メディアとジャーナリズムの未来を追いかける

マスコミ倫理懇談会で毎日「WaiWai」問題について話をしました

新聞、テレビ、出版各社が組織している「マスコミ倫理懇談会」の第52回全国大会の分科会「ネット社会とメディアの倫理」に出席して、毎日新聞「WaiWai」問題をケースにしてネット社会の動きや課題について話をしてきました。

講師は、ゼロスタートコミュニケーションズ伊地知晋一さんと、ITジャーナリストの趙章恩さんの3人。
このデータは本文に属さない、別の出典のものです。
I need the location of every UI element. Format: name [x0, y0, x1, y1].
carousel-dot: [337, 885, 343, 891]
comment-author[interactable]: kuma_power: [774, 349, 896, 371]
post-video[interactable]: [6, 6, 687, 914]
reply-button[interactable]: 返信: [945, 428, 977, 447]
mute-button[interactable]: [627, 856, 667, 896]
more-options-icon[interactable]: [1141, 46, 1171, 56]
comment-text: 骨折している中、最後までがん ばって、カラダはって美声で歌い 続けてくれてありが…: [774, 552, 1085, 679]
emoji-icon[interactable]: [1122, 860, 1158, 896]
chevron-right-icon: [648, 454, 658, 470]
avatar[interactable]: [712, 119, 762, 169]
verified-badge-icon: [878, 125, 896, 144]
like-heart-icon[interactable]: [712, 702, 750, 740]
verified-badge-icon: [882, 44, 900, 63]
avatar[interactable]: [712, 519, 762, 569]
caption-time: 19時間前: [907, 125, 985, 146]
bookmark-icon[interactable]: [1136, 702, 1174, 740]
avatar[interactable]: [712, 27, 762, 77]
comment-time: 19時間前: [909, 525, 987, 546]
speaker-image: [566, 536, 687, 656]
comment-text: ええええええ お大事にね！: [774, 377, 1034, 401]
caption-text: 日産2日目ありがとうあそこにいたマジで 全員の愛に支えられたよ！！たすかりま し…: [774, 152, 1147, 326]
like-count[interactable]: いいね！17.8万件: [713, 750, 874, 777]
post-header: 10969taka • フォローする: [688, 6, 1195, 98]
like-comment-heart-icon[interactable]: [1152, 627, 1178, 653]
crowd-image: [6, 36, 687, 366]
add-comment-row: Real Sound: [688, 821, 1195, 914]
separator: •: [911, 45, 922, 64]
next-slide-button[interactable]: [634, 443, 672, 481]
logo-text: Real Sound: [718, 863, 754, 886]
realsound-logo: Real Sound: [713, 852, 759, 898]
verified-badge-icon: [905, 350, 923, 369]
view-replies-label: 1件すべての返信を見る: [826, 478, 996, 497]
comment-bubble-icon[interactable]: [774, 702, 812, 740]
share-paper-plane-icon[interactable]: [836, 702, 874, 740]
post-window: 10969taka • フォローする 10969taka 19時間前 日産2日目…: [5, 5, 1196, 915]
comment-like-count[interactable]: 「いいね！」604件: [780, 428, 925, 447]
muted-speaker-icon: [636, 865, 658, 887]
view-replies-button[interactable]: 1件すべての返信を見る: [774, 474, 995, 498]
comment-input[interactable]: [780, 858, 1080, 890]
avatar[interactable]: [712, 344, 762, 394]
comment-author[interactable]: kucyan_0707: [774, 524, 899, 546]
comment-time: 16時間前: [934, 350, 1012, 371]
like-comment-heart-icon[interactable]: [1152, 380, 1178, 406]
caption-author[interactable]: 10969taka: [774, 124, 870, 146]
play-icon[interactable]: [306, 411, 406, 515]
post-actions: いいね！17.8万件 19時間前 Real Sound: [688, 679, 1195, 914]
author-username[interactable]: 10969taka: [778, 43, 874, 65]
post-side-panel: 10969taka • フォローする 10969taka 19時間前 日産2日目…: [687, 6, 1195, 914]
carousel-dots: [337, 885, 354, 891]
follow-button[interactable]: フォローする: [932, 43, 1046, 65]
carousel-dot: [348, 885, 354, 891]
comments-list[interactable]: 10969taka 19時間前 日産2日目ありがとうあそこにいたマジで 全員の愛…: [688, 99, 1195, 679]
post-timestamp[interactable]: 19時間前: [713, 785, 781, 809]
分科会の参加者は約50人(全体では約300人)、見た感じですが40代後半から50代ぐらいの方が多く、女性は数名でした。
趙さんは、IT-PLUSでのコラム「IT先進国・韓国の素顔」を読んでいたのですが講演を聴くのは初めて。
ネット先進国と呼ばれる韓国の状況について「コメント欄に悪質なことを書かれたタレントの妻が自殺、実名を強化しても悪質コメントは無くならない」「電凸で新聞広告をやめた企業の株が1.5倍に」といった話があり、軽い衝撃を持って受け止められているようでした。
個人的に一番心に残っているコメントは「韓国にマスメディアはない。どの世代に伝えたいのか考えないと生き残れない」というもの。もはや一億層中流ではなく、クラスター化が進む日本でもメディアマーケティングの重要性はこれから高まっていくでしょう。
伊地知さんからは、一度ネット上でネガティブ情報が広がってしまうと検索エンジンの上位に表示されてしまう「ネガティブSEO」で長い間効果が続くこと、まとめサイトを使った「攻撃」が威力を増していること、などが話されました。「既にネットユーザーが多数になっていることを直視する必要がある」「ネットでは大勢の視点に立った中立的な発言が存在しにくい」と丁寧に話していたのが印象的でした。
参加者の状況を見てのことだとは思いますが、これも趙さんが指摘する「マスがなくなっている」ということにつながる話でしょう。

参加されている方からはWaiWai問題にとどまらないさまざまな質問が出て、関心の高さを感じることができました(時間オーバーした唯一の分科会だったそう)。懇談会の様子は北海道、河北、宮崎日日などにも掲載されています(共同通信の配信記事)。また、テレビと全国紙の取材も入っていたので、また後日特集などに掲載されるかもしれません。

マス倫懇全国大会始まる ネット社会など論議」(北海道新聞

毎日新聞社の英文サイトにわいせつな記事が掲載された問題をめぐり、ネットユーザーが同紙の広告主に電話をかけ、広告の継続をただす「電凸(電話突撃)」が相次いだ事例は「ネット社会とメディアの倫理」の分科会で取り上げられた。
講師のウェブコンサルタント伊地知晋一さんは毎日新聞社のケースを踏まえ「ネットユーザーはマイノリティーではなく、その威力は侮れない」との見方を示した。
ネット事情に詳しいジャーナリストの藤代裕之さんは「英文サイト問題への謝罪が十分とは受け止められなかった。ネット社会を特集した連載記事へのネットユーザーの評判が悪かったことも影響したのでは」と指摘。毎日新聞社はこの問題についての報告を、「時期尚早」として見送った。